Best stuff I've seen on Six Sigma in a long time:
Six Sigma -- I find it hilarious. Basically, they took the work of Walter Edward Demmings, widely regarded as the driving force behind Japan's industrial turnaround, repackaged it, and called it "new". Demmings cane up with "kaizen" or the process of continual improvement. Basically, no process is complete unless it has a feedback and improving mechanism
For anyone who is an expert: What has six sigma added to this paradigm?
Then http://slashdot.org/comments.pl?sid=208900&cid=17033512 replies:
[I normally don't copy entire tracts of text, preferring to just give the URL and leave it at that, but in this case it seemed necessary and useful...]

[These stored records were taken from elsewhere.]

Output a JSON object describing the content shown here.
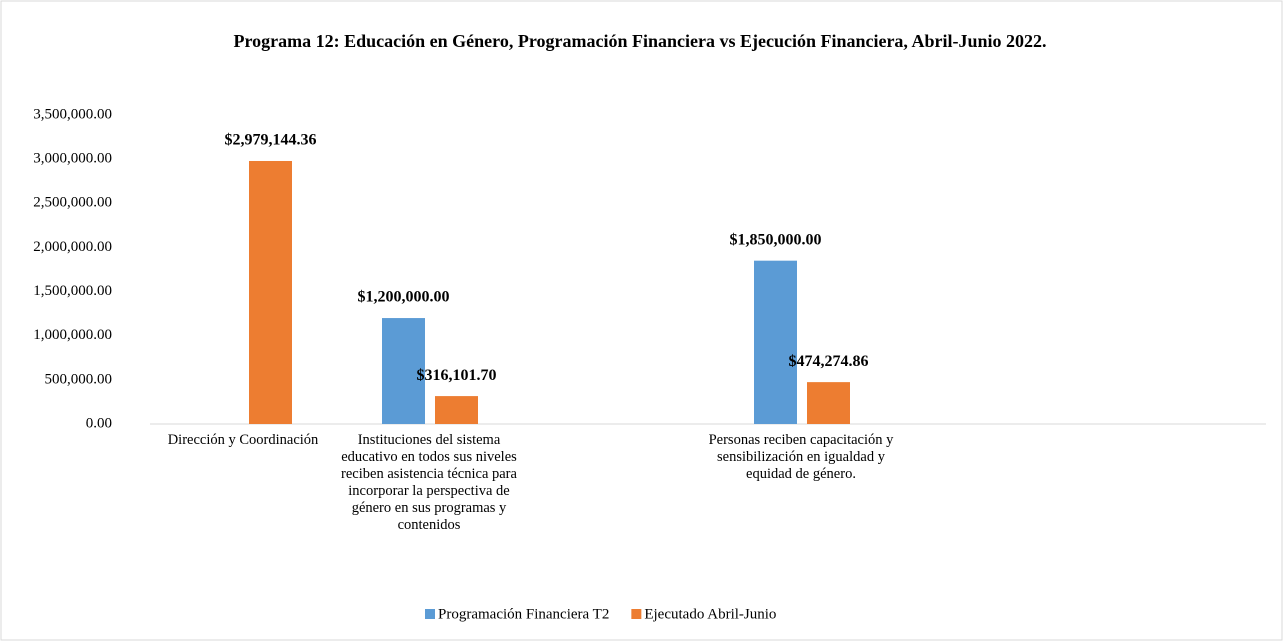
{
  "chart_data": {
    "type": "bar",
    "title": "Programa 12: Educación en Género, Programación Financiera vs Ejecución Financiera, Abril-Junio 2022.",
    "categories": [
      "Dirección y Coordinación",
      "Instituciones del sistema educativo en todos sus niveles reciben asistencia técnica para incorporar la perspectiva de género en sus programas y contenidos",
      null,
      "Personas reciben capacitación y sensibilización en igualdad y equidad de género.",
      null,
      null
    ],
    "series": [
      {
        "name": "Programación Financiera T2",
        "color": "#5b9bd5",
        "values": [
          null,
          1200000,
          null,
          1850000,
          null,
          null
        ],
        "value_labels": [
          null,
          "$1,200,000.00",
          null,
          "$1,850,000.00",
          null,
          null
        ]
      },
      {
        "name": "Ejecutado Abril-Junio",
        "color": "#ed7d31",
        "values": [
          2979144.36,
          316101.7,
          null,
          474274.86,
          null,
          null
        ],
        "value_labels": [
          "$2,979,144.36",
          "$316,101.70",
          null,
          "$474,274.86",
          null,
          null
        ]
      }
    ],
    "ylim": [
      0,
      3500000
    ],
    "yticks": [
      {
        "value": 0,
        "label": "0.00"
      },
      {
        "value": 500000,
        "label": "500,000.00"
      },
      {
        "value": 1000000,
        "label": "1,000,000.00"
      },
      {
        "value": 1500000,
        "label": "1,500,000.00"
      },
      {
        "value": 2000000,
        "label": "2,000,000.00"
      },
      {
        "value": 2500000,
        "label": "2,500,000.00"
      },
      {
        "value": 3000000,
        "label": "3,000,000.00"
      },
      {
        "value": 3500000,
        "label": "3,500,000.00"
      }
    ],
    "grid": false,
    "legend": "bottom"
  }
}
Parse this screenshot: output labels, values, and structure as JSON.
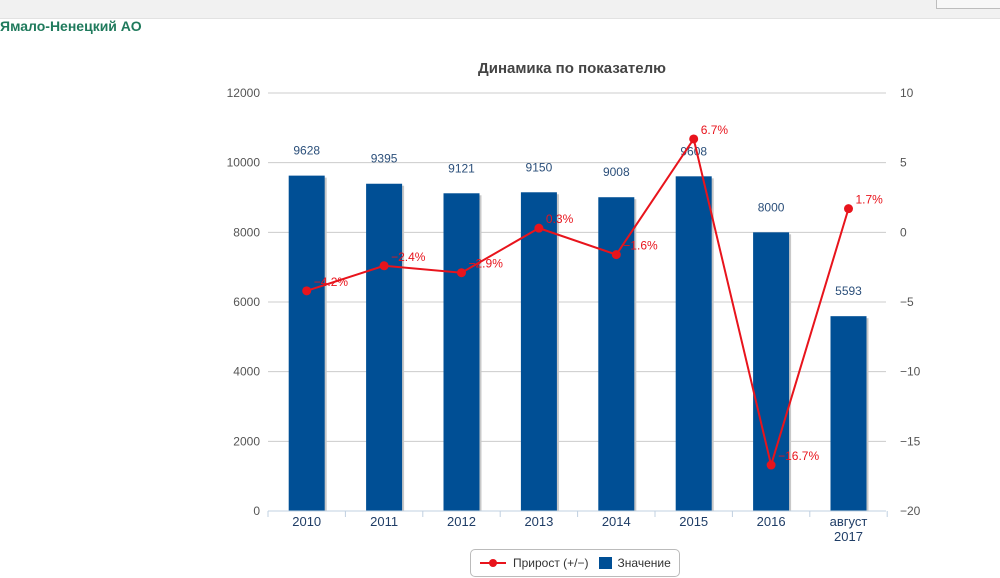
{
  "header": {
    "region": "Ямало-Ненецкий АО"
  },
  "colors": {
    "bar": "#004f95",
    "line": "#e8141c",
    "label": "#2b4f7a",
    "grid": "#cccccc",
    "axis_text": "#555555"
  },
  "chart_data": {
    "type": "bar+line",
    "title": "Динамика по показателю",
    "categories": [
      "2010",
      "2011",
      "2012",
      "2013",
      "2014",
      "2015",
      "2016",
      "август 2017"
    ],
    "category_lines": [
      [
        "2010"
      ],
      [
        "2011"
      ],
      [
        "2012"
      ],
      [
        "2013"
      ],
      [
        "2014"
      ],
      [
        "2015"
      ],
      [
        "2016"
      ],
      [
        "август",
        "2017"
      ]
    ],
    "series": [
      {
        "name": "Значение",
        "type": "bar",
        "axis": "left",
        "values": [
          9628,
          9395,
          9121,
          9150,
          9008,
          9608,
          8000,
          5593
        ],
        "labels": [
          "9628",
          "9395",
          "9121",
          "9150",
          "9008",
          "9608",
          "8000",
          "5593"
        ]
      },
      {
        "name": "Прирост (+/−)",
        "type": "line",
        "axis": "right",
        "values": [
          -4.2,
          -2.4,
          -2.9,
          0.3,
          -1.6,
          6.7,
          -16.7,
          1.7
        ],
        "labels": [
          "−4.2%",
          "−2.4%",
          "−2.9%",
          "0.3%",
          "−1.6%",
          "6.7%",
          "−16.7%",
          "1.7%"
        ]
      }
    ],
    "y_left": {
      "min": 0,
      "max": 12000,
      "ticks": [
        "0",
        "2000",
        "4000",
        "6000",
        "8000",
        "10000",
        "12000"
      ]
    },
    "y_right": {
      "min": -20,
      "max": 10,
      "ticks": [
        "−20",
        "−15",
        "−10",
        "−5",
        "0",
        "5",
        "10"
      ]
    },
    "grid": true,
    "legend_position": "bottom-center"
  },
  "legend": {
    "line_label": "Прирост (+/−)",
    "bar_label": "Значение"
  }
}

At least in GE's implementation of Six Sigma. They found a way to take what is essentially the engineering version of the scientific process, wrap it in so much red tape that it is unworkable (a 12-step process that really had 15 steps) , and put it in the hands of every worker in the company. Originally they gave bonuses for doing it, but eventually they took those away and declared "Thou shalt not get a raise without a Six Sigma Project." What ended up happening is that people refused to make any process or product improvements unless they were part of somebody's (preferably their own) Six Sigma project.
It was ridiculous. You ended up with one person optimizing a part of a process, while the person in the next cubicle was eliminating the entire process in favor of a more unwieldy one. Then, six months later, somebody else would start a new project that essentially put the original process back in place. Of course the problem was that they were using a distinctly product-oriented procedure, and trying to use it to solve process problems.
Don't even get me started on the math. They would assume normal distributions for everything. Never mind that one of the steps was to prove normalcy. If that test proved it wasn't normal, you were instructed by your "Black Belt" to assume normalcy anyway -- even if a Weibull distribution was clearly the correct choice (like in timed exercises). Idiots, I say. And then they had PHB's (called "Black Belts" and "Master Black Belts") trying to tell engineers how to do math, when they didn't even know how to use a simple Q test. If they saw a data point that didn't support their theory, they just called it an outlier, and deleted it.
You'd think after nearly two years of not working at GE, I wouldn't get so wound up about it. I guess as an engineer, it really gets my goat when people use math improperly.